Ken Chaplin says the creature he saw was too large to be a beaver:
“The largest recorded beaver in the interior is four and a half feet long. Now at seventy five to a hundred feet away, I just can’t see Dad and I being very impressed.”
Robert Lincoln compared a video frame from Ken’s Ogo Pogo footage, with a photograph of a beaver about to slap its tail on the surface of the water. He contends that they are mirror images of each other. Ken disagrees. He says the creature he saw was fifteen feet long, not four feet like a beaver.

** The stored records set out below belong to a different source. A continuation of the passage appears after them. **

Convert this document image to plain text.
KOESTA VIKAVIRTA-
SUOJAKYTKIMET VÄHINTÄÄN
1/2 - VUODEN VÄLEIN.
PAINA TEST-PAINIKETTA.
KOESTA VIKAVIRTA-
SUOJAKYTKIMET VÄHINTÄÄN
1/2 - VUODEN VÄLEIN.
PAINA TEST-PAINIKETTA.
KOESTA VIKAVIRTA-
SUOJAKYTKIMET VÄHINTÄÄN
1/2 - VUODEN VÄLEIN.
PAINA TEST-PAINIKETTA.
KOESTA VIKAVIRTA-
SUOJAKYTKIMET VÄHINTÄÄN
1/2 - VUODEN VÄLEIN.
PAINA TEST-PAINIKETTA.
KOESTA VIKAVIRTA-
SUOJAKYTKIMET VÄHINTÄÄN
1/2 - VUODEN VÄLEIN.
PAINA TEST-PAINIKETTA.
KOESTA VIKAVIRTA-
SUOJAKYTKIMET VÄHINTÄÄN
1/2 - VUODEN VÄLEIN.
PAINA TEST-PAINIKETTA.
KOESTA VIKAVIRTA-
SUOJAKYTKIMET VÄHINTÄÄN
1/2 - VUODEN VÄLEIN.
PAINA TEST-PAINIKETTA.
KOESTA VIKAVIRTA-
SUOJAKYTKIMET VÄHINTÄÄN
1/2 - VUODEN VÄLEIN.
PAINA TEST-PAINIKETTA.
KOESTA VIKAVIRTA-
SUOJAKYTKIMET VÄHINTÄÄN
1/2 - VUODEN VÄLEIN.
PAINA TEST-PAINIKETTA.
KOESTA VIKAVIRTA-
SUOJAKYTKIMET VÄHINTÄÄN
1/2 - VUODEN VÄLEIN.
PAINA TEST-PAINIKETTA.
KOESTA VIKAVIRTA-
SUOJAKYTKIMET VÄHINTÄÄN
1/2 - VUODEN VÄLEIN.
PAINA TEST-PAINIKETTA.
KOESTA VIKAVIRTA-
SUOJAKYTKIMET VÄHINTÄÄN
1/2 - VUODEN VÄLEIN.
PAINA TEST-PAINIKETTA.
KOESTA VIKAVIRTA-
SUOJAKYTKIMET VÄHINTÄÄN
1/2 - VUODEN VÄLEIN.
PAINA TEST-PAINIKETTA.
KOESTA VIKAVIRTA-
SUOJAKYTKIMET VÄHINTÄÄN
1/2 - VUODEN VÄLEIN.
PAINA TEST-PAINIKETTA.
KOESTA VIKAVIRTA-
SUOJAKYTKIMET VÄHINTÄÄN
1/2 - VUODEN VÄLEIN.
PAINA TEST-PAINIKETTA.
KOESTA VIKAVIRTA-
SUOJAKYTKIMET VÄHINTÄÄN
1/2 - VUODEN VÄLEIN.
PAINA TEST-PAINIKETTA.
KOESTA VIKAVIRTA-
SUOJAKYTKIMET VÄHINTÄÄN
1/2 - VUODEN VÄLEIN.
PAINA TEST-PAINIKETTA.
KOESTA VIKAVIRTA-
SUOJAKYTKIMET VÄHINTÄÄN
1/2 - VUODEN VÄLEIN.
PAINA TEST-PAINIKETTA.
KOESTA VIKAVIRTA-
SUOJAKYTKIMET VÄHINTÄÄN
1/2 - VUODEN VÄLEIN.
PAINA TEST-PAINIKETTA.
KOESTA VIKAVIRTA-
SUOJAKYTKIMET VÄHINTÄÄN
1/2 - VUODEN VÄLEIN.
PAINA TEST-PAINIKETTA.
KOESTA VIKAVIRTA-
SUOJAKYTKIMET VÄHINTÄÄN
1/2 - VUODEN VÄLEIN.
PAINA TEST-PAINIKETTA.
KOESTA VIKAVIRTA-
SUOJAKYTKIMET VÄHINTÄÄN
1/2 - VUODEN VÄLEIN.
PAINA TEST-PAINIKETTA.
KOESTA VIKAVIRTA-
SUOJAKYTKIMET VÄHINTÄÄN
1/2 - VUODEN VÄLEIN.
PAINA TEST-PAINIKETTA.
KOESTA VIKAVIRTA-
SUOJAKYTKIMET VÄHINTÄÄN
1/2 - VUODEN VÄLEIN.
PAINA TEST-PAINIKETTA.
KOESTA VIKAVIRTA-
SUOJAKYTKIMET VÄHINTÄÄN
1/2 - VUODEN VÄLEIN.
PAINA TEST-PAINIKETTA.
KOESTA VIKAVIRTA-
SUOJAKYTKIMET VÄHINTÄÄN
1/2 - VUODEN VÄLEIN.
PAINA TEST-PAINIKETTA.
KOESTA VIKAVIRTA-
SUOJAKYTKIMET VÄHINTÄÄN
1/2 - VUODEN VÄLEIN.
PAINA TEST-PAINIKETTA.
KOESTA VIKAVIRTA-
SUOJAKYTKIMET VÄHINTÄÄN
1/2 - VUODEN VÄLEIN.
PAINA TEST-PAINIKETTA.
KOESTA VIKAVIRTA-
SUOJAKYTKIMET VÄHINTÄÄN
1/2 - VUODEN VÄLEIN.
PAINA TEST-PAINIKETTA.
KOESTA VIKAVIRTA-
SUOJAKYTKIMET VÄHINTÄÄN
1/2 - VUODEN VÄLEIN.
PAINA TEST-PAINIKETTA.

“I’ve asked myself thousands of times, ‘Is there a possibility I could be mistaken?’ And I just can’t see where I could be.”
Ogo Pogo researcher, Arlene Gaal, responds to the naysayers:
“For those who want to call it a beaver? I’ll say, no way. An otter? I can’t buy it. A miniature Ogo Pogo? In all probability.”
Experts may disagree about Ken’s footage, but there’s still no explanation for the 40-foot-long creature seen in Art Folden’s film, or the similar one churning up a wake in the Larry Thal footage. And hundreds of other sightings attest to the presence of something unusual in Lake Okanagan. Robert Lincoln offered some advice for would-be Ogo Pogo hunters:
“I would be delighted to find that Ogo Pogo really existed in Okanagan Lake. And I would encourage everybody to keep, not only their minds open, but their eyes open, when they’re in the Okanagan. Who knows what really exciting wildlife encounter that they may enjoy?”
Is Ogo Pogo real? The Canadian Government seems to think so. They’ve issued a postage stamp depicting an artist’s rendition of Ogo Pogo.